Pinterest CEO fires back at workers fighting layoffs
· The Fresno BeeIf you have ever survived a round (or three) of layoffs at your company, you know how Pinterest employees have been feeling in recent days.
Pinterest, the image-based social media platform that lets users share and shop for their favorite consumer products, is cutting just under 15% of its workforce, citing the impact of artificial intelligence.
On Tuesday, Jan. 27, Pinterest announced plans to lay off less than 15% of its workforce of about 5,200 employees. The move will cost the company between $35 million and $45 million, according to an 8-K filing.
Although it did not project a specific amount of savings as a result of the job cuts, Pinterest says lowered long-term costs will help support its "transformation initiatives," including "reallocating resources to AI-focused roles and teams that drive AI adoption and execution, prioritizing AI-powered products and capabilities, and accelerating the transformation of its sales and go-to-market approach."
Pinterest said it plans to complete the restructuring by the end of the third quarter on Sept. 30.
Pinterest's move is AI-driven, AI-benefiting, and AI-minded - the company says investing in its headcount to support AI was responsible for a 15% year-over-year increase in non-GAAP operating expenses of $543 million. It also plans to shrink its physical footprint as part of its workforce reduction, saving money on real estate costs.
But some employees at Pinterest weren't going to take this news lying down, and they decided to do something about it.
Photo by Justin Sullivan on Getty Images
Pinterest fires staffers tracking company layoffs
After Pinterest announced plans to lay off hundreds of employees, staffers built an internal tool to track layoffs.
CEO Bill Ready called those actions "obstructionist" in a companywide town hall meeting last week, where he revealed that those involved in building the tool had been fired.
Related: Pinterest layoff bombshell exposes brutal reality of AI apocalypse
"Healthy debate and dissent are expected, that's how we make our decisions," Ready said during the meeting, according to audio obtained by CNBC. "But there's a clear line between constructive debate and behavior that's obstructionist."
Pinterest fired those employees last Friday, Jan. 30, the company confirmed to CNBC, but it was unclear how many were let go.
Ready defended the decision at the company's all-hands meeting on Friday by saying the company was protecting confidential information about its employees.
"After being clearly informed that Pinterest would not broadly share information identifying impacted employees, two engineers wrote custom scripts improperly accessing confidential company information to identify the locations and names of all dismissed employees and then shared it more broadly," he said.
"This was a clear violation of Pinterest policy and of their former colleagues' privacy."
Meanwhile, Ready seemed more concerned about the "obstructionism" of keeping track of who the company is firing to replace with artificial intelligence.
"We can't tolerate from each other obstructionism, especially when we have a mission that is so meaningful but also where the odds are stacked against us," Ready said.
"We think we can beat those odds, but as a small purpose-driven player competing against the largest companies in the history of the world, the only way that we succeed is if we work together constructively, with clarity and focus."
Job cuts hit the tech sector as companies gear up for AI
Tech giant Amazon is in the midst of firing another 16,000 workers after it laid off 14,000 late last year.
Although CEO Andy Jassyrecently clarified that the layoffs were financially driven, not AI-related, consternation continues to mount about the technology taking jobs.
Related: 20-year-old rail transportation company announces widespread layoffs
Amazon overhired during the pandemic, and now the company says its corporate class is bloated.

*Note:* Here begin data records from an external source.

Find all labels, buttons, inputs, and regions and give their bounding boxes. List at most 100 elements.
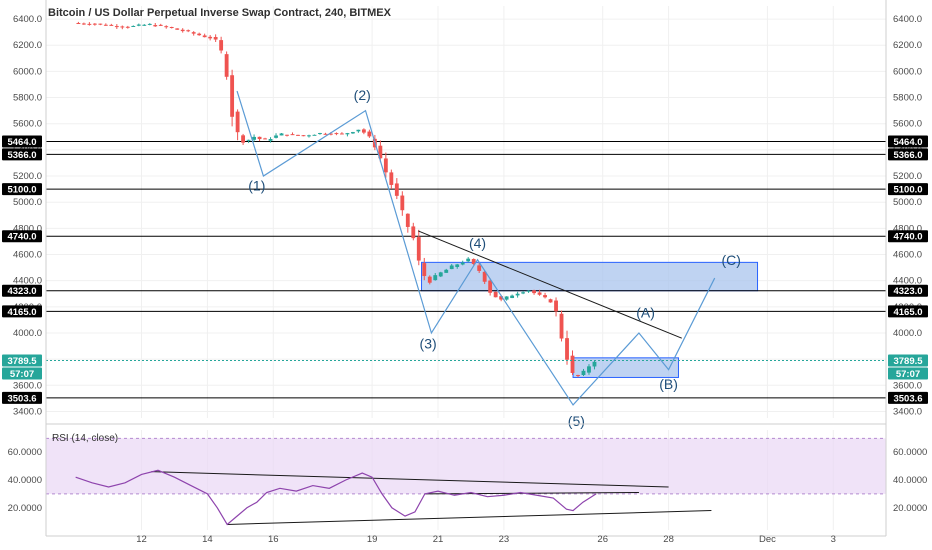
candle-up <box>526 290 531 292</box>
level-pill-left: 4165.0 <box>7 307 36 318</box>
level-pill-left: 3503.6 <box>7 393 36 404</box>
candle-up <box>252 136 256 140</box>
x-tick: 28 <box>663 534 674 545</box>
countdown-pill-left: 57:07 <box>10 369 34 380</box>
x-tick: 26 <box>597 534 608 545</box>
candle-down <box>125 26 130 28</box>
y-tick-right: 3400.0 <box>893 406 922 417</box>
candle-down <box>230 75 235 117</box>
y-tick-left: 6400.0 <box>13 14 42 25</box>
candle-down <box>422 263 427 277</box>
y-tick-left: 5600.0 <box>13 119 42 130</box>
candle-down <box>427 276 432 283</box>
current-price-pill-right-bg <box>888 354 928 367</box>
countdown-pill-left-bg <box>2 367 42 380</box>
level-pill-right-bg <box>888 284 928 297</box>
candle-down <box>570 355 575 373</box>
y-tick-right: 4400.0 <box>893 276 922 287</box>
candle-down <box>224 54 229 77</box>
candle-down <box>263 138 267 140</box>
y-tick-right: 4600.0 <box>893 250 922 261</box>
candle-up <box>581 370 586 376</box>
candle-up <box>142 24 147 26</box>
candle-down <box>202 35 207 38</box>
candle-down <box>537 292 542 295</box>
candle-up <box>587 366 591 373</box>
candle-down <box>488 280 493 293</box>
price-pills: 5464.0 5464.0 5366.0 5366.0 5100.0 5100.0 4740… <box>2 135 928 404</box>
y-tick-right: 5800.0 <box>893 93 922 104</box>
candle-down <box>175 28 180 30</box>
y-tick-right: 6400.0 <box>893 14 922 25</box>
candle-down <box>87 23 92 25</box>
candle-down <box>92 23 97 25</box>
candle-up <box>444 269 449 273</box>
candle-down <box>416 237 421 261</box>
candle-up <box>438 272 443 277</box>
y-tick-right: 6200.0 <box>893 40 922 51</box>
countdown-pill-right: 57:07 <box>896 369 920 380</box>
candle-down <box>565 338 569 360</box>
level-lines[interactable] <box>46 141 886 399</box>
rsi-series-line <box>75 469 597 526</box>
candle-down <box>120 26 125 28</box>
candle-down <box>257 136 262 140</box>
candle-down <box>378 145 383 159</box>
candle-up <box>515 293 520 296</box>
candle-up <box>356 129 361 132</box>
level-pill-left: 5100.0 <box>7 185 36 196</box>
y-tick-left: 4600.0 <box>13 250 42 261</box>
current-price-pill-left: 3789.5 <box>7 356 37 367</box>
level-pill-left: 5464.0 <box>7 137 36 148</box>
rsi-tick-left: 40.0000 <box>8 475 42 486</box>
x-tick: 3 <box>831 534 836 545</box>
candle-up <box>433 275 438 281</box>
rsi-tick-left: 20.0000 <box>8 503 42 514</box>
y-tick-left: 3600.0 <box>13 380 42 391</box>
candle-up <box>136 24 141 26</box>
wave-label: (2) <box>354 87 371 103</box>
level-pill-left: 5366.0 <box>7 150 36 161</box>
candle-down <box>98 23 103 25</box>
candle-down <box>323 133 328 135</box>
rsi-line[interactable] <box>75 469 597 526</box>
candle-up <box>504 296 509 300</box>
candles[interactable] <box>76 21 597 378</box>
wave-label: (5) <box>568 413 585 429</box>
candle-down <box>103 24 108 26</box>
y-tick-right: 5200.0 <box>893 171 922 182</box>
wave-path[interactable] <box>236 90 716 406</box>
candle-up <box>147 23 152 25</box>
candle-up <box>345 133 350 135</box>
level-pill-right: 4740.0 <box>893 232 922 243</box>
chart-title: Bitcoin / US Dollar Perpetual Inverse Sw… <box>48 7 392 19</box>
candle-up <box>246 139 251 141</box>
candle-down <box>499 296 504 300</box>
candle-up <box>350 132 355 134</box>
candle-down <box>405 213 410 227</box>
y-tick-right: 5600.0 <box>893 119 922 130</box>
candle-down <box>186 30 191 32</box>
y-tick-left: 6200.0 <box>13 40 42 51</box>
candle-down <box>158 24 163 26</box>
x-tick: 21 <box>433 534 444 545</box>
candle-up <box>307 135 311 137</box>
elliott-wave-line <box>236 90 716 406</box>
rsi-band <box>46 437 886 495</box>
candle-down <box>361 129 366 133</box>
candle-up <box>510 295 515 299</box>
candle-down <box>548 299 553 303</box>
zones[interactable] <box>421 261 759 378</box>
level-pill-right-bg <box>888 391 928 404</box>
candle-down <box>241 135 246 143</box>
y-tick-left: 3400.0 <box>13 406 42 417</box>
price-zone <box>421 261 759 292</box>
candle-down <box>285 134 289 136</box>
candle-down <box>482 271 487 282</box>
candle-up <box>274 135 278 138</box>
candle-up <box>592 361 597 367</box>
candle-down <box>219 40 224 51</box>
wave-labels: (1) (2) (3) (4) (5) (A) (B) (C) <box>248 87 741 429</box>
candle-down <box>191 32 196 34</box>
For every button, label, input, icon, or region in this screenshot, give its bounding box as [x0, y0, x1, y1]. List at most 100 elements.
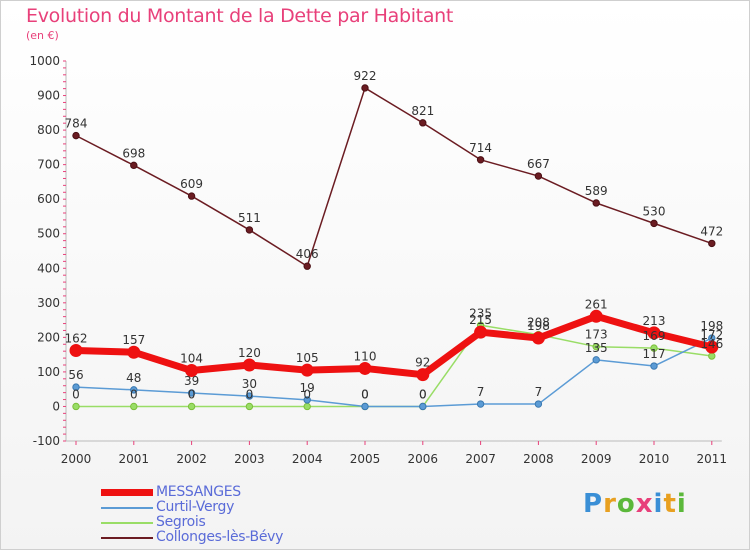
data-label-2: 0 — [303, 387, 311, 401]
x-tick-label: 2010 — [639, 452, 670, 466]
data-label-2: 0 — [361, 387, 369, 401]
data-label-3: 821 — [411, 104, 434, 118]
data-label-1: 19 — [300, 381, 315, 395]
data-label-3: 922 — [354, 69, 377, 83]
data-point-1 — [534, 400, 543, 408]
data-label-2: 235 — [469, 306, 492, 320]
data-point-1 — [303, 396, 311, 404]
data-label-3: 784 — [65, 117, 88, 131]
legend-label: Segrois — [156, 514, 206, 530]
data-point-1 — [72, 383, 80, 391]
y-tick-label: 800 — [37, 123, 60, 137]
data-point-3 — [72, 131, 80, 140]
data-label-1: 39 — [184, 374, 199, 388]
data-label-2: 146 — [700, 337, 723, 351]
legend-label: Curtil-Vergy — [156, 499, 235, 515]
data-label-0: 198 — [527, 319, 550, 333]
data-point-2 — [187, 402, 196, 411]
data-label-3: 472 — [700, 224, 723, 238]
data-label-1: 135 — [585, 341, 608, 355]
data-label-0: 261 — [585, 297, 608, 311]
data-point-1 — [187, 389, 196, 397]
data-label-1: 30 — [242, 377, 257, 391]
data-point-1 — [130, 386, 138, 394]
data-point-0 — [300, 363, 314, 377]
data-point-2 — [708, 352, 716, 360]
data-point-0 — [531, 331, 545, 345]
data-label-2: 169 — [643, 329, 666, 343]
y-tick-label: 500 — [37, 227, 60, 241]
data-label-3: 698 — [122, 146, 145, 160]
chart-title: Evolution du Montant de la Dette par Hab… — [26, 5, 454, 27]
data-point-0 — [242, 358, 256, 372]
x-tick-label: 2008 — [523, 452, 554, 466]
data-point-1 — [650, 362, 658, 370]
data-label-3: 406 — [296, 247, 319, 261]
data-point-3 — [303, 262, 311, 270]
x-tick-label: 2007 — [465, 452, 496, 466]
data-point-0 — [358, 361, 372, 375]
y-tick-label: 300 — [37, 296, 60, 310]
data-label-1: 0 — [419, 387, 427, 401]
data-point-1 — [592, 356, 600, 364]
data-label-0: 110 — [354, 349, 377, 363]
data-point-3 — [476, 156, 485, 164]
data-label-3: 511 — [238, 211, 261, 225]
data-point-0 — [185, 364, 199, 378]
data-label-0: 92 — [415, 356, 430, 370]
y-tick-label: 600 — [37, 192, 60, 206]
data-label-1: 0 — [361, 387, 369, 401]
data-point-3 — [592, 199, 600, 207]
data-label-0: 105 — [296, 351, 319, 365]
data-label-1: 56 — [68, 368, 83, 382]
logo-letter: o — [616, 489, 636, 519]
y-tick-label: 1000 — [29, 54, 60, 68]
data-point-0 — [127, 345, 141, 359]
y-tick-label: 100 — [37, 365, 60, 379]
data-label-3: 609 — [180, 177, 203, 191]
data-label-2: 0 — [188, 387, 196, 401]
data-point-0 — [589, 309, 603, 323]
data-point-1 — [476, 400, 485, 408]
data-label-2: 173 — [585, 328, 608, 342]
x-tick-label: 2011 — [697, 452, 728, 466]
data-label-3: 667 — [527, 157, 550, 171]
data-label-0: 162 — [65, 331, 88, 345]
x-tick-label: 2004 — [292, 452, 323, 466]
y-tick-label: -100 — [33, 434, 60, 448]
x-tick-label: 2002 — [176, 452, 207, 466]
data-label-0: 172 — [700, 328, 723, 342]
series-line-1 — [75, 337, 713, 408]
data-point-3 — [187, 192, 196, 200]
legend-swatch — [101, 489, 153, 496]
logo-letter: x — [635, 489, 654, 519]
data-label-0: 157 — [122, 333, 145, 347]
data-point-0 — [416, 368, 430, 382]
data-label-0: 104 — [180, 352, 203, 366]
y-tick-label: 400 — [37, 261, 60, 275]
data-label-0: 120 — [238, 346, 261, 360]
y-tick-label: 900 — [37, 89, 60, 103]
data-point-0 — [69, 343, 83, 357]
data-label-2: 0 — [130, 387, 138, 401]
x-tick-label: 2003 — [234, 452, 265, 466]
x-tick-label: 2000 — [61, 452, 92, 466]
y-tick-label: 700 — [37, 158, 60, 172]
data-point-3 — [419, 119, 427, 127]
data-point-0 — [647, 326, 661, 340]
data-label-1: 7 — [477, 385, 485, 399]
data-point-0 — [705, 340, 719, 354]
chart-subtitle: (en €) — [26, 29, 59, 42]
data-label-2: 0 — [419, 387, 427, 401]
data-label-1: 198 — [700, 319, 723, 333]
data-point-3 — [361, 84, 369, 92]
data-label-1: 117 — [643, 347, 666, 361]
data-point-1 — [419, 402, 427, 411]
x-tick-label: 2001 — [119, 452, 150, 466]
data-point-2 — [303, 402, 311, 411]
data-point-1 — [361, 402, 369, 411]
legend-swatch — [101, 522, 153, 524]
logo-letter: i — [653, 489, 664, 519]
y-tick-label: 200 — [37, 330, 60, 344]
data-label-3: 589 — [585, 184, 608, 198]
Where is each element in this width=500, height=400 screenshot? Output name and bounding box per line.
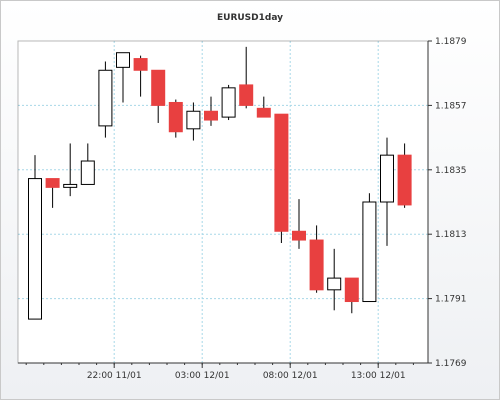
candle (327, 248, 342, 311)
candle (380, 137, 394, 246)
candle (45, 178, 60, 208)
candle (362, 193, 377, 303)
y-tick-label: 1.1857 (435, 101, 467, 111)
candle (204, 96, 218, 126)
candle-body-up (186, 110, 201, 130)
candle (256, 96, 271, 118)
candle-body-down (45, 178, 60, 188)
y-tick-label: 1.1879 (435, 37, 467, 47)
candle (292, 199, 306, 249)
candle-body-down (397, 154, 412, 206)
candle-body-down (204, 110, 218, 121)
y-tick-label: 1.1791 (435, 295, 467, 305)
candle-body-down (344, 277, 359, 303)
candle-body-down (256, 107, 271, 118)
candle (221, 84, 236, 121)
axes: 1.1879 1.1857 1.1835 1.1813 1.1791 1.1769 22:0… (17, 37, 467, 381)
x-tick-label: 03:00 12/01 (175, 371, 230, 381)
y-tick-label: 1.1835 (435, 166, 467, 176)
candle-body-down (292, 230, 306, 241)
candle (116, 52, 130, 103)
candle-body-down (168, 101, 183, 133)
candle-body-down (133, 58, 148, 71)
candle-body-up (221, 87, 236, 118)
candle (151, 69, 166, 123)
y-tick-label: 1.1813 (435, 230, 467, 240)
candle-body-up (98, 69, 113, 127)
y-tick-label: 1.1769 (435, 359, 467, 369)
candle (309, 225, 324, 293)
candle-body-up (327, 277, 342, 291)
candle (168, 99, 183, 138)
candle (344, 277, 359, 314)
chart-title: EURUSD1day (217, 13, 283, 23)
candle (28, 155, 42, 320)
candle (397, 143, 412, 208)
candle-body-up (380, 154, 394, 203)
candle-body-down (151, 69, 166, 106)
candle (133, 55, 148, 97)
candle-body-up (116, 52, 130, 68)
candle-body-down (309, 239, 324, 291)
candle (80, 143, 95, 185)
candle (274, 113, 289, 243)
x-tick-label: 08:00 12/01 (263, 371, 318, 381)
x-tick-label: 22:00 11/01 (87, 371, 142, 381)
candles (28, 46, 412, 320)
candle (186, 102, 201, 141)
candle (98, 61, 113, 138)
candle-body-up (63, 183, 78, 188)
candle (63, 143, 78, 197)
candle (239, 46, 254, 109)
x-tick-label: 13:00 12/01 (351, 371, 406, 381)
candle-body-up (362, 201, 377, 303)
candle-body-up (80, 160, 95, 185)
candle-body-up (28, 178, 42, 320)
candle-body-down (239, 84, 254, 106)
candle-body-down (274, 113, 289, 232)
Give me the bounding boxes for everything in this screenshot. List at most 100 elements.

Meanwhile, Jassy says, "It's important to be lean. It's important to be flat."
Still, there are other tech companies for which AI is costing jobs.
Of the 244,851 global layoffs in 2025, nearly 70,000, or about 30%, were AI-related, according to Digital Journal, citing information from forex broker data firm RationalFX.
And just because Amazon says its job cuts aren't AI-related doesn't mean job cuts aren't coming to AI developers as well.
Last week, Amazon mistakenly sent a layoff notice to the Amazon Web Services cloud computing team prematurely.
The layoffs, apparently planned for the morning of Jan. 28, according to the email viewed by Reuters, are part of an initiative the company is calling "Project Dawn."
"Changes like this are hard on everyone. These decisions are difficult and are made thoughtfully as we position our organization and AWS for future success," the letter from Colleen Aubrey, senior VP of applied AI solutions at AWS, says.